CINCINNATI (Reuters) - Every politician in the U.S. presidential race claimed to be fighting for the middle class, and it seemed a sound strategy -- until the Democratic front-runners tried to define who, exactly, was middle class.
While Sens. Hillary Clinton and Barack Obama couldn’t agree during a recent debate whether someone earning $97,500 or more could be considered middle class, voters have little difficulty judging who isn’t -- the presidential candidates themselves.
“None of them really represent the middle class,” said Rick Fulmer, 52, who works at the YMCA as a fitness trainer. “Both parties are tied to big business. It takes millions to run for president.”
While Republicans and Democrats alike have appealed to middle-class voters for support ahead of the November 2008 presidential election, the sudden attempt to define that category has hit a nerve.
Sparring over tax policy during a debate in Nevada, Obama said those earning $97,500 or more are among the top 6 percent of income earners, and thus upper class. Clinton disagreed, citing incomes of firefighters and school supervisors.
While her rivals can try to paint Clinton as out-of-touch with poorer Americans in early voting states like Iowa, class has always been an ill-defined concept in America, where all but the poorest and richest consider themselves part of an amorphous middle class aspiring for better.
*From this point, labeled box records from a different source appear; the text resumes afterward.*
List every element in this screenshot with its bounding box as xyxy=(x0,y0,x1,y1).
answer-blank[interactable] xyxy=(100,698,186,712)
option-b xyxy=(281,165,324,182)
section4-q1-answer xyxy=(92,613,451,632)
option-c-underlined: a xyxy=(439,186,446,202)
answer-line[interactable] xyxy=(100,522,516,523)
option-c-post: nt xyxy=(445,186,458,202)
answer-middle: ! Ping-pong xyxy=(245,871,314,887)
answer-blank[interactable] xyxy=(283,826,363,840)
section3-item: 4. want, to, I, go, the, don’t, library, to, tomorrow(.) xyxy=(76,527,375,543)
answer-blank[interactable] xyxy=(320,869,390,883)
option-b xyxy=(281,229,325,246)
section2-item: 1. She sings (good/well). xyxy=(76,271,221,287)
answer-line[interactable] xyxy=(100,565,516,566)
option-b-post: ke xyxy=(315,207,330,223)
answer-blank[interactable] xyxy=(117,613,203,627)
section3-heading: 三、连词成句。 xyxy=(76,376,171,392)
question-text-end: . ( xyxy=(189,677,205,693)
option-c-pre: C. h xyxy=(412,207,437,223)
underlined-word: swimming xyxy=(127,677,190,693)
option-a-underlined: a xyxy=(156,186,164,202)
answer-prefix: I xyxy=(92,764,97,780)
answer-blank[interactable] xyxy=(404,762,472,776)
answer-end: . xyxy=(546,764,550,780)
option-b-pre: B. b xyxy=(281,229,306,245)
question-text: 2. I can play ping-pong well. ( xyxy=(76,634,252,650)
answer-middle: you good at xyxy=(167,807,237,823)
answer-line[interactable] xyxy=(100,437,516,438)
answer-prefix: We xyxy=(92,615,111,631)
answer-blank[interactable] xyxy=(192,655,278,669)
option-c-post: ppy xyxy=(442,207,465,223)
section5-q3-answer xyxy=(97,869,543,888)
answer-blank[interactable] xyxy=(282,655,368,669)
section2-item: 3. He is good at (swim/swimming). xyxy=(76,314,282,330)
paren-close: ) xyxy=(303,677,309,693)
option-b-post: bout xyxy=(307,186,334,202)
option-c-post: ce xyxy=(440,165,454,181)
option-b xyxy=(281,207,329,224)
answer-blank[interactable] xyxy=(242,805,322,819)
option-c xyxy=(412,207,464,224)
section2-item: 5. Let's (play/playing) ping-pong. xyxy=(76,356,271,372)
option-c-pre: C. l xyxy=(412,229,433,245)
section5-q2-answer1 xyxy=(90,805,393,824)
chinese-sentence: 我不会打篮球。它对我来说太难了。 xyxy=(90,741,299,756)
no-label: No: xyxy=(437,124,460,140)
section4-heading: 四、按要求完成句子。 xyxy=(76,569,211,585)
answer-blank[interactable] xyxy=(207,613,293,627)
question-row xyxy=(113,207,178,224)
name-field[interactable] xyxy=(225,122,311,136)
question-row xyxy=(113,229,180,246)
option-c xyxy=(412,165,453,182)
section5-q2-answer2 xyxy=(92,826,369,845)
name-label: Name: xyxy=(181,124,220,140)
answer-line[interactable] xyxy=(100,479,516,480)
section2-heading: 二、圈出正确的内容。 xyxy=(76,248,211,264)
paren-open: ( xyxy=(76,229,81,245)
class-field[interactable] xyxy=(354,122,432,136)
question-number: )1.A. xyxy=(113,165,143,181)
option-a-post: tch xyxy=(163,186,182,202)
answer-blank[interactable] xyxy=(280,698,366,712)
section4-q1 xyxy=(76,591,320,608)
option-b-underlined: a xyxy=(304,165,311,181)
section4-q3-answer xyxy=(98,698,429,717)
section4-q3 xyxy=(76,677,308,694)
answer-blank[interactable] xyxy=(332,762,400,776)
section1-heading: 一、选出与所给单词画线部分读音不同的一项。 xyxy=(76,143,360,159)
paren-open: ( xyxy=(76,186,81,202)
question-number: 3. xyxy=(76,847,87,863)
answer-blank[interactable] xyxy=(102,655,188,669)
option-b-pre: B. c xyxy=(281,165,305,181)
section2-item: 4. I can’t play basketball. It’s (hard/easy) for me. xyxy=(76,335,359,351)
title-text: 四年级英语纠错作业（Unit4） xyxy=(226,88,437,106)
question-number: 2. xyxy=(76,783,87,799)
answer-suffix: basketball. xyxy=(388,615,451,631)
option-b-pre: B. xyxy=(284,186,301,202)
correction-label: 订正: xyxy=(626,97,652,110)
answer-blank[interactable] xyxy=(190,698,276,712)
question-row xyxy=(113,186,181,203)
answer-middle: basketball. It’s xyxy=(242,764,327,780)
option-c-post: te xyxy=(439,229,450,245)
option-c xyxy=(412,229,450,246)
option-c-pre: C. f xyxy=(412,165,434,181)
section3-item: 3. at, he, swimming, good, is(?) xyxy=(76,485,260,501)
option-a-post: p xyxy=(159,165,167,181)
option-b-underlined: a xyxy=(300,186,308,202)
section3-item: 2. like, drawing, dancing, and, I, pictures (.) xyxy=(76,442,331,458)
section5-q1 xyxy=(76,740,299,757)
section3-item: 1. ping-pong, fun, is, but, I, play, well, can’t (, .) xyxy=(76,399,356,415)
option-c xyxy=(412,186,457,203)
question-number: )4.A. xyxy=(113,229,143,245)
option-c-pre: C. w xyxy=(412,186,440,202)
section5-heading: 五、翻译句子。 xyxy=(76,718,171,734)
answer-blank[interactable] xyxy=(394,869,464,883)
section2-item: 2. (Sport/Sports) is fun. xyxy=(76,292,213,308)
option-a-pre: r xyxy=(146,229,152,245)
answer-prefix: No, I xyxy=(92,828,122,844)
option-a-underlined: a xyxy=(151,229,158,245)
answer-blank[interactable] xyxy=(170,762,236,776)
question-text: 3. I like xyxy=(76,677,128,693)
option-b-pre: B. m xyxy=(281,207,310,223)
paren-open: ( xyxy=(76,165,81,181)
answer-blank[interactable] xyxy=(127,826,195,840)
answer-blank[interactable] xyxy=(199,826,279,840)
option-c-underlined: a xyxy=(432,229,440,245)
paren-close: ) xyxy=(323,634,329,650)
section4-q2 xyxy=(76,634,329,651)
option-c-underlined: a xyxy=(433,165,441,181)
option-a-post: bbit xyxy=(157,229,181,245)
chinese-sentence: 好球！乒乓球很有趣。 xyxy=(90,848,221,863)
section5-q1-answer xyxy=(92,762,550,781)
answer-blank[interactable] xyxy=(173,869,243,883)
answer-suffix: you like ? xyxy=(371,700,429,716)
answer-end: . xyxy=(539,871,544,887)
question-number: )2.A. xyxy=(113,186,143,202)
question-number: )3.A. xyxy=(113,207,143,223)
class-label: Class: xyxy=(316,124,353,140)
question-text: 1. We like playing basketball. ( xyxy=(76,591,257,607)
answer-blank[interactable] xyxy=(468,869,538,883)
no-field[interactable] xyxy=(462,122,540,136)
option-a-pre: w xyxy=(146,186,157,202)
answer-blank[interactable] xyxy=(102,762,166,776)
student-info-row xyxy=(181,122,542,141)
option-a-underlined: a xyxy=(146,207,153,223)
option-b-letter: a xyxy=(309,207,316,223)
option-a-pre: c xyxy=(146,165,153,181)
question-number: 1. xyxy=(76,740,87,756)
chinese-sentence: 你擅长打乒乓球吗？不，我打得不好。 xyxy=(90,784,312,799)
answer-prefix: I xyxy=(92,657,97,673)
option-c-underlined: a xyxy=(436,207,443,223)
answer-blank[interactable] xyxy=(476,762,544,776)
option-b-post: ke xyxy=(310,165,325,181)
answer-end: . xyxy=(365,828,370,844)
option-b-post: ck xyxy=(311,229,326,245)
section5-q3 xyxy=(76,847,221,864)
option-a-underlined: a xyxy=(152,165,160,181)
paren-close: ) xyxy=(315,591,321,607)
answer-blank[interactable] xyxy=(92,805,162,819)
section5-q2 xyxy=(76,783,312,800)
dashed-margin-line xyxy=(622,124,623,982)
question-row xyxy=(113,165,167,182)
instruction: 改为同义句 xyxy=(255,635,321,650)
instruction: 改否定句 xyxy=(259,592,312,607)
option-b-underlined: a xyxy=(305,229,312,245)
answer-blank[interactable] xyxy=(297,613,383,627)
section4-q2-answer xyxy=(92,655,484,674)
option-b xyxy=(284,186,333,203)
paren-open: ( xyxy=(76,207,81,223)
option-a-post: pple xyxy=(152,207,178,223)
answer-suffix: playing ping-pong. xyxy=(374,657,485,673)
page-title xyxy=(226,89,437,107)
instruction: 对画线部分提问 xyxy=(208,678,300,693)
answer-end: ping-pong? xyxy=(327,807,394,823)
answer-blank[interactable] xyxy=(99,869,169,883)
Census data show about a third of American households earned between $35,000 and $75,000 a year in 2005. The liberal Drum Major Institute for Public Policy says the middle class has come to mean families with incomes of $25,000 to about $100,000.
Democratic presidential candidate and former Senator John Edwards leaves the Iowa State Assoc. of Counties Fall School Instruction meeting in Des Moines, November 29, 2007. REUTERS/Carlos Barria
But economists and voters alike say the definition depends not only on income, but geography, family size and even lifestyle.
By that measure, Fordham University political scientist Costas Panagopoulos said it is no surprise that New York Sen. Clinton has a higher ceiling for the middle class.
On the East Coast, a two-income family making $200,000 can be struggling to pay the mortgage, college tuition or childcare -- while the same income would go a long way in the heartland.
DEFINING THE MIDDLE
Panagopoulos said the fact that most Americans consider themselves middle class makes them an impossible demographic to ignore, and a reason candidates like former Sen. John Edwards, the son of a millworker, emphasizes a modest background.
“Voters can connect to the type of story that someone like John Edwards can tell having grown up in a working-class family and worked his way to the top,” Panagopoulos said.
Candidates with modest backgrounds win points with Cincinnati sales manager Andre Williams, 32.
“If they were grounded at a young age and grew up ordinary, no matter where you go, you’re going to have that perspective. You remember where you came from,” said Williams, a Democrat.
Jessica Yarber, a 25-year-old medical student, also gave Democrats an edge on middle-class issues.
“I think Republicans have more old money and wealth than do Democrats, and that makes them more out of touch,” she said.
But the assumption that Democrats represent the middle class and Republicans the wealthy has been challenged.
A recent study found Democrats -- who have strongest support in big cities and along America’s Northeast and West coasts, where living costs are high -- often represent wealthier districts than Republicans.
Michael Franc, vice president of government relations at the Heritage Foundation, a conservative think tank, said 2005 tax data showed Democrats represent nearly 60 percent of the wealthiest one-third of congressional districts -- those with a high number of people earning more than $100,000 per year.
Franc said his study has annoyed some.
“A lot of people of the leftist persuasion don’t seem to like it. It’s counterintuitive to people,” Franc said.
He argues the pressure from wealthy constituents may leave Democrats fighting over where to levy taxes to pay for promised social programs like health care or Social Security -- the point that sparked the debate between Clinton and Obama.
Either way, Cincinnati stay-at-home mom Deborah Taylor said the struggles she and her husband face raising their toddler daughter on $80,000 a year are lost on politicians.
“Neither party cares about the middle class,” the 37-year-old Republican said. “At after a certain point they’re all out of touch.”